TWOFOLD EXHORTATION IN REGARD TO THE WORD OF GOD 2/3


(1.) Bless God for the translation of the Scrip­tures.  The word is our sword.  By being translated, this sword is drawn out of its scabbard.  What use, alas! could a poor Christian, that hath but one tongue in his head—that understands but one language, I mean, which his mother taught him—make of this sword when presented to him as it is sheathed in Greek and Hebrew?  Truly, he might even fall a weeping with John at the sight of the sealed book, because he could not read it, Rev. 5:4.  O bless God that hath sent not angels, but men, furnished by the blessing of God on their indefatigable labours and studies, with ability to roll away the stone from the mouth of this fountain!  And were it not sad to see the water of life brought to you with the expense of their spirits and strength (wasted in the work), to be spilled on the ground, and basely undervalued by you, so as hardly to be put into the catalogue of mercies which you praise God for?  O God forbid!  It cannot be, if ever you had but the sweetness of any one promise in it milked out unto you, or the power of one of its divine truths impressed on your hearts. Melchior Ad. tells us that Bugenhagius—whom Luther used, with others, for his help in translating the Bible—when the work was brought to a happy period, he was so affected with the incomparable mercy therein to the churches of Christ in Germany, that every year he invited his friends to a solemn feast that day whereon the work was finished, which they called, ‘The feast of the translation of the Bible.’
When Queen Elizabeth, our English Deborah, opened the prisons at her coming to the crown—as at such times is {it} usual to scatter acts of grace—one as piously as ingeniously told her, that there were yet some good men left in prison undelivered, and de­sired they might also partake of her princely favour, meaning the four evangelists, and Paul, who had been denied to walk abroad in the English tongue when her sister swayed the scepter.  To this she answered, ‘They should be asked, whether they are willing to have their liberty;’ which soon after appearing, they had their jail-delivery, and have ever since had their liberty to speak to you in your own tongue at the as­semblies of your public worship; yea, to visit you in your own private houses also.  Now is that happy day come, and long hath been, which holy Mr.
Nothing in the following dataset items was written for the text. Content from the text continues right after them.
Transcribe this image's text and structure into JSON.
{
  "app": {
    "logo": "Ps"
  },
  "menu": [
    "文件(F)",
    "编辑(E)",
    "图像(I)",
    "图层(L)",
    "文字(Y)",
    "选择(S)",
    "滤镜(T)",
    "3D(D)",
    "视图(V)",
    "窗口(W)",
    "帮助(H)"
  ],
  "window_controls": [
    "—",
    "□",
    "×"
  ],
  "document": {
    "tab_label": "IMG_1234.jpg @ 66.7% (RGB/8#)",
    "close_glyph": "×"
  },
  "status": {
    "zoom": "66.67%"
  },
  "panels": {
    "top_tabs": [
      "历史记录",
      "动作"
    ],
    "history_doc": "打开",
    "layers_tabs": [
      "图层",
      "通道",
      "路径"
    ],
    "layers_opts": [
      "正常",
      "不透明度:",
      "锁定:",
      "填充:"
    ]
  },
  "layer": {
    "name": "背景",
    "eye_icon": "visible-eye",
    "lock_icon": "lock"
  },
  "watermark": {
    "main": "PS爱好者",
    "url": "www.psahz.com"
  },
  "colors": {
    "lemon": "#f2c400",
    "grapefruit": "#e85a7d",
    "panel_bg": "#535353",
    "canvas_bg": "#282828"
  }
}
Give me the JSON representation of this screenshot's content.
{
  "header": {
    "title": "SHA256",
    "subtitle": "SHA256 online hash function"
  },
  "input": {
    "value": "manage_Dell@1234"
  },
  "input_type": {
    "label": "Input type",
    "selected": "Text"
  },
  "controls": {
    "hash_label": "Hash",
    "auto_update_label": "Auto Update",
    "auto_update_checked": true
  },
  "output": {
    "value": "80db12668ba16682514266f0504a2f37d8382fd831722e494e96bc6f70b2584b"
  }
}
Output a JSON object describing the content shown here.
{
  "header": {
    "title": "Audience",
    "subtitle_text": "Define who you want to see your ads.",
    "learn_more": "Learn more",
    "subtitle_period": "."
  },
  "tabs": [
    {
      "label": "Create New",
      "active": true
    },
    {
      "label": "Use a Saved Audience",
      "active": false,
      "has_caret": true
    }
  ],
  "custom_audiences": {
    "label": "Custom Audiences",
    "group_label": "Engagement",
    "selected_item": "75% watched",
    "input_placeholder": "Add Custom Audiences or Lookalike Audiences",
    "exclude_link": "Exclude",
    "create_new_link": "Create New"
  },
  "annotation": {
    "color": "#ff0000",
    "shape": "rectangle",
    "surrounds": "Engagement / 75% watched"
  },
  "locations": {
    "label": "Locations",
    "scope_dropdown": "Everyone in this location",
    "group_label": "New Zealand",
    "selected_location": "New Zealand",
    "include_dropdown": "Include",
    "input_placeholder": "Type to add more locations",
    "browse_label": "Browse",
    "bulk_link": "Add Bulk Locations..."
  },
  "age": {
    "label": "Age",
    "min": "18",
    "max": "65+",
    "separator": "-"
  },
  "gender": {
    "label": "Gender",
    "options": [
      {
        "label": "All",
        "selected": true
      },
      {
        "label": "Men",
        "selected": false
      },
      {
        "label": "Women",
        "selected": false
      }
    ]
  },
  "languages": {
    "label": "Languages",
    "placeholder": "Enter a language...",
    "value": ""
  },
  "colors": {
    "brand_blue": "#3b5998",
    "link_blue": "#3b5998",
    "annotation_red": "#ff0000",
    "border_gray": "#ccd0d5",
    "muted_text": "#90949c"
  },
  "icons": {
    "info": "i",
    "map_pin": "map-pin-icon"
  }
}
Tyndal told a popish doctor of, when a poor ploughman should be able to read the Scriptures, and allowed to as freely converse with them, as any doctor of them all!  A blessed day indeed it is to the souls of men!
Now, Christian, when thou art prisoner to God’s providence, and kept by his afflicting hand at home, thou hast the word of God to bear thee company in thy solitude; and so, though thou canst not sit up with thy brethren and sisters at thy Father's table in the public ordinances, yet thou dost not wholly go with­out thy meal.  Thou canst not, it is like, carve so well for thyself as the minister useth to do for thee, yet it is an incomparable mercy thou hast liberty to pick up out of the word for thy present counsel and comfort, as thou art enabled by the Spirit of God upon thy humble prayer for his assistance.  Admirable hath been the support the saints have found from this holy book in their confinements.  God hath graciously ord­ered it, that the most useful and necessary truths for afflicted saints hang, as I may so say, on the lower boughs of this tree of life, within the reach of a poor Christian who is of but an ordinary stature in knowl­edge.  O think, and think again, of those sad times when the bloody sword of persecutors was drawn to keep off the people of God from coming near this tree, and then you will the better conceive of your present privilege.  Yea, look back unto those times of popish ignorance, when this cellar of cordial waters was locked up in the original tongues, and not one in a whole town could be found that had a key, by whom poor souls in their fainting fits and agonies of spirit could have it opened, so as to come by any of their sweet consolations to restore their swooning souls; and then you will surely bless God, who hath given you so free an access unto them, when others cannot have access to you to communicate their help unto you.